Inicialmente, não vi nada incomum, apenas meu reflexo, o ambiente ao redor, não obstruído pelos espelhos, e as luzes das velas queimando suavemente. Então, aos poucos, o restante da sala começou a desaparecer, e eu parei de entender onde estava e quanto tempo tinha se passado, porque até mesmo o relógio na parede parou de fazer tic-tac. Eu estava sentado, encarando os traços do meu rosto, nos olhos. Só consegui perceber vagamente quando as luzes das velas começaram a dançar, como se fosse pelo vento. Isso em uma sala fechada, onde nem uma brisa poderia entrar! Depois, os espelhos ficaram levemente frios, e como uma brisa fresca, giraram ao redor de toda essa exposição. Eu ainda estava sentado e olhando, mas já me arrependia profundamente de ter começado tudo isso. Mas não conseguia me levantar, embora meu corpo se sentisse bem e nada parecesse estar sendo tirado dele. Simplesmente não conseguia desviar o olhar do espelho central - agora o reflexo estava olhando para mim. E isso já não era eu! Não sei o que poderia estar acontecendo ali, que maravilhas ópticas, mas o "eu do espelho" tinha muito pouco em comum comigo. Senti que ali, a apenas alguns míseros milímetros de vidro nos separando, algo se escondia, assumindo uma forma semelhante à minha pura zombaria. Um pesadelo de lugares distantes, onde um ser humano em sã consciência não deveria ir, porque existem maneiras mais fáceis de se matar. E lá estava isso, inicialmente de forma sutil, depois mais clara e ousada, se familiarizando com a nova forma e começando a sorrir para mim. E eu já não estava com vontade de rir. Eu não conseguia me afastar - alguém agarrou minha cabeça como se fosse com mãos de aço. Só conseguia desviar um pouco os olhos para o lado. Seria melhor se eu não tivesse feito isso. Nos espelhos ao lado, vi reflexos de figuras que lembravam vagamente a mim, mas já bastante distorcidos, e de repente percebi claramente que tinha ido longe demais.
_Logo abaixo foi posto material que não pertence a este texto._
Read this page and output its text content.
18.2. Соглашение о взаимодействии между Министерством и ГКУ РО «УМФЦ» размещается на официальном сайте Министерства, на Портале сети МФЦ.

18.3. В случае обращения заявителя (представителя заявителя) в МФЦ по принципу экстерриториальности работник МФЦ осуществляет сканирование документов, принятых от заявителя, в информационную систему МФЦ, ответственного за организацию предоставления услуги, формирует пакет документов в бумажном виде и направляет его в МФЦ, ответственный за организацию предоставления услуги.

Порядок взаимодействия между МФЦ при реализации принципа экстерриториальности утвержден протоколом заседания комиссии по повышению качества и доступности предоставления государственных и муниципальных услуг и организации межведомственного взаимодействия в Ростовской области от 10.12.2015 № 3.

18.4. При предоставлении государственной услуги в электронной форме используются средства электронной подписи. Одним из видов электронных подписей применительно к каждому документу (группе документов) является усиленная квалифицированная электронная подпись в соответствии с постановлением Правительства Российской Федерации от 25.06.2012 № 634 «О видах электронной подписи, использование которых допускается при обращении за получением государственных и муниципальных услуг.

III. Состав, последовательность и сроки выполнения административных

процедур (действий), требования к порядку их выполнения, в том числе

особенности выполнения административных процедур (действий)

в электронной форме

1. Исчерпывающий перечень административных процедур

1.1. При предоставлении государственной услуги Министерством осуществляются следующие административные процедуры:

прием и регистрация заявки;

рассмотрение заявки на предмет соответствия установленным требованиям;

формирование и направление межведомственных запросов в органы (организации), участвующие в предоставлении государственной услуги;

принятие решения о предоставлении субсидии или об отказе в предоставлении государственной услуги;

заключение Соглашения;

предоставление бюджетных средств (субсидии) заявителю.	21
Nenhum som ao redor. Meu coração, que deveria ter pulado de medo, batia como se estivesse sendo forçado, como se relutante, e a respiração, que também deveria ter se tornado rápida e irregular, mal conseguia sentir, como se estivesse respirando a cada dez vezes. Era como se todo esse grupo estivesse tirando minha vida, gota a gota... Eu mal conseguia fazer meu corpo respirar, e meus reflexos pareciam estar ganhando força, ficando mais volumosos, mais "naturais". E nos espelhos atrás deles, com brilhos cinzentos levemente perceptíveis, vi sombras de garras, figuras torcidas - não menos repulsivas, mas muito mais fracas do que esse trio que até pouco tempo atrás era apenas meu reflexo nos espelhos.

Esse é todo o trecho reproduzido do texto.